Machen himself observed that the substitutionary atonement assumes the uniqueness of Christ’s person. Our estate of sin is so great that no mere man could ever pull us out of the depths of its quagmire. We do not need only a model or a teacher; we need a Savior. As Machen asserted, “Jesus is no mere example for faith, but the object of faith.” We do not need a mere man to save us, but we do need a true man to save us. We need one who is truly God and truly man. We need Jesus Christ. That was true in Machen’s day, and it remains true in our day.
One of J. Gresham Machen’s emphases in Christianity and Liberalism is the need to understand Jesus rightly. As a devoted churchman and astute scholar, Machen was well informed about unorthodox views of Jesus both in the church and in the academy, and the same errors often arise in our own day. Today, Jesus is often spoken of in scholarly literature as a Jewish prophet from Nazareth who was also, in some respect, the Son of God—but this is not always understood as the divine Son of God. It is often assumed that Jesus of Nazareth was a human person about whom we can say much, whereas to speak of Him as the divine Son of God would be too speculative. But here we must be careful, for orthodox Christology warns that it would be quite mistaken to think of Jesus simply as a person from Nazareth. At the same time, it would also be wrong to deny the true humanity of Jesus, which is also a nonnegotiable for orthodox Christology. To navigate these tricky waters requires us to articulate the doctrine of Christ appropriately.

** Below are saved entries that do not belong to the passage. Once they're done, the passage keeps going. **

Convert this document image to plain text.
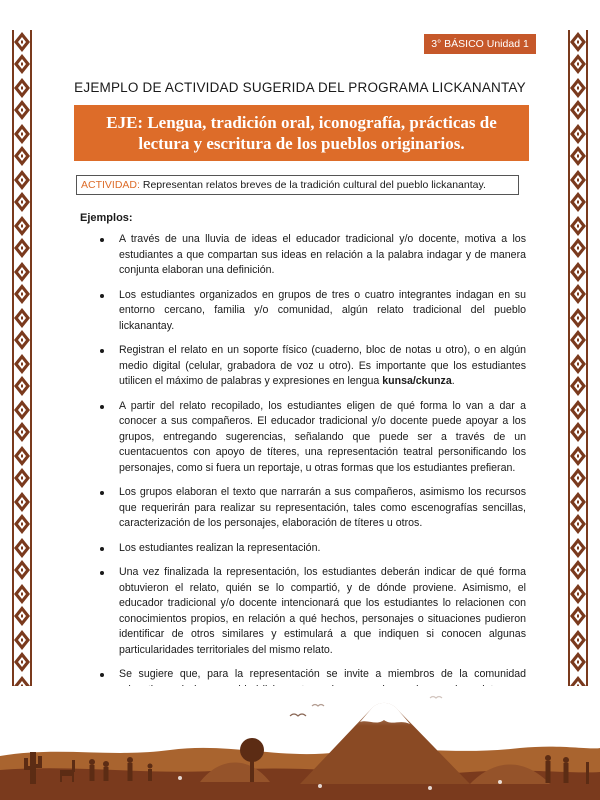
3° BÁSICO Unidad 1
EJEMPLO DE ACTIVIDAD SUGERIDA DEL PROGRAMA LICKANANTAY
EJE: Lengua, tradición oral, iconografía, prácticas de
lectura y escritura de los pueblos originarios.
ACTIVIDAD: Representan relatos breves de la tradición cultural del pueblo lickanantay.
Ejemplos:
A través de una lluvia de ideas el educador tradicional y/o docente, motiva a los estudiantes a que compartan sus ideas en relación a la palabra indagar y de manera conjunta elaboran una definición.
Los estudiantes organizados en grupos de tres o cuatro integrantes indagan en su entorno cercano, familia y/o comunidad, algún relato tradicional del pueblo lickanantay.
Registran el relato en un soporte físico (cuaderno, bloc de notas u otro), o en algún medio digital (celular, grabadora de voz u otro). Es importante que los estudiantes utilicen el máximo de palabras y expresiones en lengua kunsa/ckunza.
A partir del relato recopilado, los estudiantes eligen de qué forma lo van a dar a conocer a sus compañeros. El educador tradicional y/o docente puede apoyar a los grupos, entregando sugerencias, señalando que puede ser a través de un cuentacuentos con apoyo de títeres, una representación teatral personificando los personajes, como si fuera un reportaje, u otras formas que los estudiantes prefieran.
Los grupos elaboran el texto que narrarán a sus compañeros, asimismo los recursos que requerirán para realizar su representación, tales como escenografías sencillas, caracterización de los personajes, elaboración de títeres u otros.
Los estudiantes realizan la representación.
Una vez finalizada la representación, los estudiantes deberán indicar de qué forma obtuvieron el relato, quién se lo compartió, y de dónde proviene. Asimismo, el educador tradicional y/o docente intencionará que los estudiantes lo relacionen con conocimientos propios, en relación a qué hechos, personajes o situaciones pudieron identificar de otros similares y estimulará a que indiquen si conocen algunas particularidades territoriales del mismo relato.
Se sugiere que, para la representación se invite a miembros de la comunidad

Thankfully, we have many hundreds of years of faithful, biblical reflection in the church’s great creeds to draw upon to help us think rightly about Christ. To begin, we must understand that to speak of Christ is to speak of the second person of the Trinity: the eternal Son of God. It is this divine Son of God, this divine person, who is the person we encounter in the incarnation. It would therefore be incorrect to speak of Jesus Christ as if we were encountering a human person from Nazareth. It would also be incorrect to think of two persons in the incarnation—as though in the incarnation we met both a divine person and a human person. Instead, Jesus Christ is one person—a divine person who has taken on a human nature. Though He was born in Bethlehem and raised in Nazareth according to His human nature (Matt. 1:18–23; Luke 2:1–14), His true origins are eternal (see Mic. 5:2), for He is the eternal Son of God.
This requires us to understand rightly what is often known as the hypostatic union (see Westminster Confession of Faith 8.2). The hypostatic union teaches that in the incarnation, two natures (divine and human) are united in the one person of Christ. The term hypostasis (from which the term hypostatic comes) refers to a divine person, and union refers to the union of the divine and human natures in the one person. This means that in the incarnation, Christ retains His divine nature while also taking on (or assuming) a human nature. Yet these natures are not in any way confused, changed, divided, or separated, but they are united in the one person of Christ. Neither do the natures act on their own, but it is always the person of the Son of God who acts.